Let me take you back to 1918. In that year we know there are Scouts in Audley, Basford, Porthill, in Newcastle Town Centre and there are Scouts, Guides, Brownies and Cubs all over Newcastle and North Staffordshire (sorry Beavers and Rainbows, you will have to wait around 60 – 70 years before your sections start) and they did what you all do today. They did activities that were challenging, exciting, fun and adventurous, but without social media, mobile phones and computers! But as well, they helped with the war effort at home. The Scouts of North Staffordshire raised money to buy an ambulance and some local Scoutmasters became Police Special Constables. Scouts and Guides even worked for MI5 in London!

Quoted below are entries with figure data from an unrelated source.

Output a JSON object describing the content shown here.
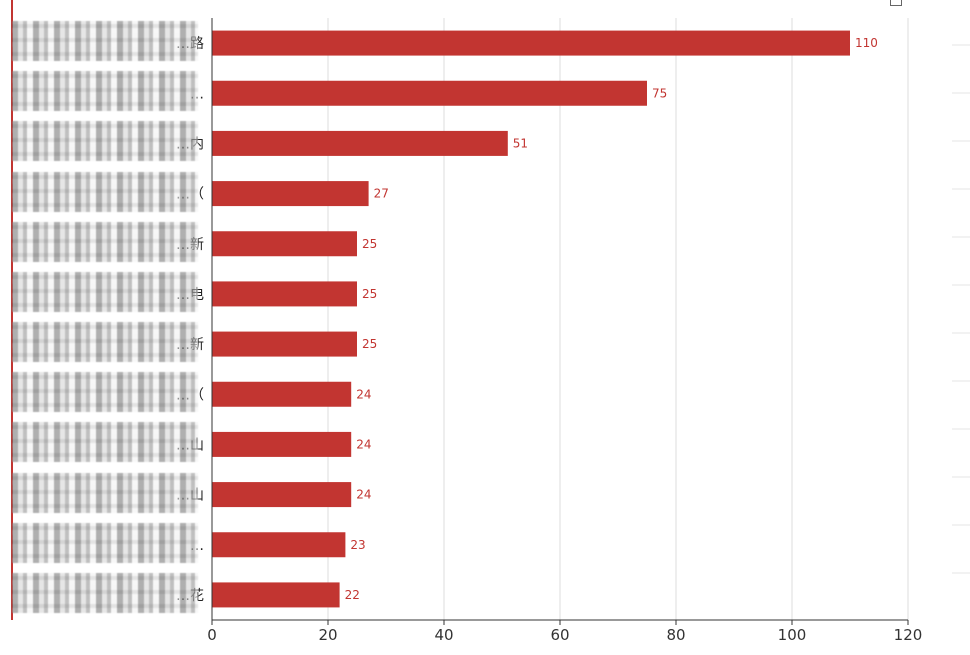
{
  "colors": {
    "bar": "#c23531",
    "axis": "#333333",
    "grid": "#dddddd",
    "label": "#c23531"
  },
  "chart_data": {
    "type": "bar",
    "orientation": "horizontal",
    "title": "",
    "categories": [
      "…路",
      "…",
      "…内",
      "…（",
      "…新",
      "…电",
      "…新",
      "…（",
      "…山",
      "…山",
      "…",
      "…花"
    ],
    "values": [
      110,
      75,
      51,
      27,
      25,
      25,
      25,
      24,
      24,
      24,
      23,
      22
    ],
    "xlim": [
      0,
      120
    ],
    "xticks": [
      0,
      20,
      40,
      60,
      80,
      100,
      120
    ],
    "grid": true
  }
}
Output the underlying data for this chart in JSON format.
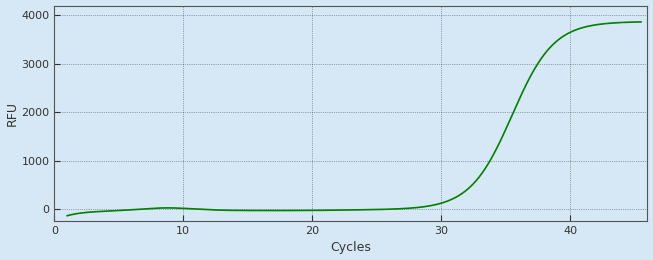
{
  "title": "",
  "xlabel": "Cycles",
  "ylabel": "RFU",
  "line_color": "#008000",
  "line_width": 1.2,
  "background_color": "#d6e8f5",
  "plot_bg_color": "#d6e8f5",
  "grid_color": "#000000",
  "xlim": [
    0,
    46
  ],
  "ylim": [
    -250,
    4200
  ],
  "xticks": [
    0,
    10,
    20,
    30,
    40
  ],
  "yticks": [
    0,
    1000,
    2000,
    3000,
    4000
  ],
  "sigmoid_L": 3870,
  "sigmoid_k": 0.62,
  "sigmoid_x0": 35.5,
  "x_start": 1,
  "x_end": 45.5
}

But what of the people? I want to introduce you to John Tomlinson. We don’t know a great deal about him and this rather poor photo is the only one we have of him. John was born in Hanley in January or February 1898. He probably joined the Scout Troop at Porthill in 1909 when he was 11 years old. In 1911, when he was 13 years old, John and his family lived in Catherine Street, May Bank (his house is still there today by the way) and he worked as an apprentice at Twyfords pottery in Cliffe Vale.
In September 1914, a month after the start of the Great War, John went to volunteer to join the army in the North Staffordshire Regiment. He shouldn’t have been able to join the army as he was 16 years old, but the recruiting sergeant probably told him to go away, have a quick walk around the block and think about his age again. When he returned to the recruitment centre, he would have been 19 years old and then a private in the army. He was quickly transferred into the 20th Battalion Royal Fusiliers (City of London Regiment). John was sent to France in August 1915 and that September and October he fought in the famous Battle of Loos and during this battle he was wounded by an exploding artillery shell.
He recovered from his wounds, fought on and the following year he was fighting in the Battle of the Somme. Sadly, on 6th November 1916, he died of the wounds he received. He is buried in the Grove Town Cemetery in France. John was just 18 years old.
John is one of the 18 men who died during the First World War who had been Scouts at Porthill. There were 2 men killed during the war who had been Scouts at the 2nd St. Pauls Troop in Newcastle. It is highly likely that some of the men from Audley who were killed in the war were Audley Scouts, but unfortunately records do not survive. There were many men from across the whole of North Staffordshire killed in the First World War who had been Scouts.
Basford, Porthill & Silverdale Scout Groups have their own Memorials to remember Scouts like John and do so each year on Remembrance Day.
On Remembrance Day every year, we pay special homage to those who died, like John, in service to their country. We remember these brave men and women for their courage and their devotion to ideals. We wear poppies, attend ceremonies, and visit memorials. For one brief moment of our life, we remember why we must work for peace every day of the year.
They shall grow not old, as we that are left grow old:
Age shall not weary them, nor the years condemn.
At the going down of the sun and in the morning
We will remember them.
This was followed by members of the Drum Corps playing the Last Post followed by Reveille.